Universal Medicine

A controversial health and healing organization blending esoteric philosophy with alternative wellness practices.

Religion: New Age / Alternative Healing
Founder: Serge Benhayon
Founded: 1999
Location: Australia
Other Names: The Ageless Wisdom Teaching, Esoteric Healing, Esoteric Medicine, The Way of the Livingness
Website: universalmedicine.com.au

Universal Medicine, often abbreviated as UM, is a movement founded by Serge Benhayon, a former tennis coach with no medical qualifications. Benhayon, who has been a controversial figure, claims to provide esoteric healing services, which have been heavily scrutinized and criticized for lacking scientific evidence and for promoting potentially harmful practices.

Benhayon’s teachings include a wide array of beliefs and practices that have attracted significant controversy. He has made claims that people with disabilities, such as Down syndrome and autism, are experiencing karma from past life sins. Furthermore, Benhayon has been reported to suggest that illnesses are caused by possession of the body by evil spirits. His views extend into areas of personal life and well-being, advising against certain sexual practices on the grounds that they transfer bad energy and suggesting that diet can influence spiritual alignment. Critics have described these teachings as dangerous and manipulative, especially when they interfere with personal choices and relationships​​​​.

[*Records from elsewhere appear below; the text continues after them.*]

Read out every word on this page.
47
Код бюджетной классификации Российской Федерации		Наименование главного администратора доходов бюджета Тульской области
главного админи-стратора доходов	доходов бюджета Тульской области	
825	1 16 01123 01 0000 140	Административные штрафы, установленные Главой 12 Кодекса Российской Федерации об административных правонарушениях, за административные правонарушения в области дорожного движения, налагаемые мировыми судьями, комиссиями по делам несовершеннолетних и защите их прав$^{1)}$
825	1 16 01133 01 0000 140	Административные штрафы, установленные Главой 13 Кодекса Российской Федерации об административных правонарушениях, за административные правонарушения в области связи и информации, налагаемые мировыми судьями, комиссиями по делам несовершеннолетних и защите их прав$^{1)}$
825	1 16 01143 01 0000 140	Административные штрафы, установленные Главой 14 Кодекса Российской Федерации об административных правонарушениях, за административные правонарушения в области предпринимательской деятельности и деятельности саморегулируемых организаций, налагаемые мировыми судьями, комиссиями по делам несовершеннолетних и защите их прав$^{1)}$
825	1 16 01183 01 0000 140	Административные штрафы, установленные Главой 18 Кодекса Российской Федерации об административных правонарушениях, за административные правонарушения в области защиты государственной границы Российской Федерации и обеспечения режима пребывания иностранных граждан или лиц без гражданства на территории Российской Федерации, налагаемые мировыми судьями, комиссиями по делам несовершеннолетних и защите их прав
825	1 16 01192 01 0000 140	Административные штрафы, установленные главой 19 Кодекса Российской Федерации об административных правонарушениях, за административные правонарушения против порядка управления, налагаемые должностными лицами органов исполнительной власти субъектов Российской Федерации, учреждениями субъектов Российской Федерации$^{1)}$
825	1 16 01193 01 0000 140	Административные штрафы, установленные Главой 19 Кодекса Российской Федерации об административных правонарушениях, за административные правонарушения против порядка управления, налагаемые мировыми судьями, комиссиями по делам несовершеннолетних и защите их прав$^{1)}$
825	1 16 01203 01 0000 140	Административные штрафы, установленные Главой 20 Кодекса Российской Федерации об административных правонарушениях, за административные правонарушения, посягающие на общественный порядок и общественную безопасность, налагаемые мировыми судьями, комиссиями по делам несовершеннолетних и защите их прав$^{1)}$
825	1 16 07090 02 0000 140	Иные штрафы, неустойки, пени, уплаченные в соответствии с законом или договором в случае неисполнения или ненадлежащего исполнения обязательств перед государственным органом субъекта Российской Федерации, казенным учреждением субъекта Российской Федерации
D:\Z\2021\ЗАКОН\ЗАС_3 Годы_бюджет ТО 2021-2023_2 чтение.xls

The organization has garnered a following in Australia, the UK, North America, and Europe. However, it has also been labeled by critics as a cult responsible for a trail of broken families and exercising a level of control over its followers’ lives. There have been legal attempts to suppress allegations of being a cult from public discourse, with reports of Universal Medicine using legal threats to remove negative media coverage from search engines in Australia. Despite official denials of being a cult, the organization’s actions, such as pressuring media outlets and mobilizing legal resources against critics, have raised concerns​​​​.

Universal Medicine’s practices have also been brought into legal scrutiny. In 2019, the Supreme Court found that Universal Medicine had engaged in misleading conduct, made false claims about healing, and was considered an exploitative and socially harmful cult. The organization offers practitioner training through its Esoteric Practitioners Association Pty Ltd, although these qualifications are not recognized by any accredited medical or health organization. Benhayon’s therapeutic practices, such as the “esoteric connective tissue therapy,” have been denounced by medical professionals as nonsensical​​​​.

Critics have also raised concerns about the organization’s influence on diet and exercise, suggesting that followers are subjected to severely restricted diets which could potentially lead to health issues, particularly in children. A case was reported where a child of UM member parents was hospitalized due to a diet-related illness, highlighting the risks of such restrictive dietary practices​​.

Moreover, Universal Medicine has been implicated in influencing its followers to cut off relationships with non-believers, including family members, and to live according to a strict set of guidelines that govern nearly all aspects of life, from music to personal relationships. This level of control has been described by detractors as a form of mind control, leading to significant emotional and sometimes financial consequences for those involved​​​​.

Overall, Universal Medicine represents a complex case of a new religious movement that has drawn significant attention not only for its unconventional beliefs and practices but also for the controversies and legal challenges surrounding its operations and its founder, Serge Benhayon.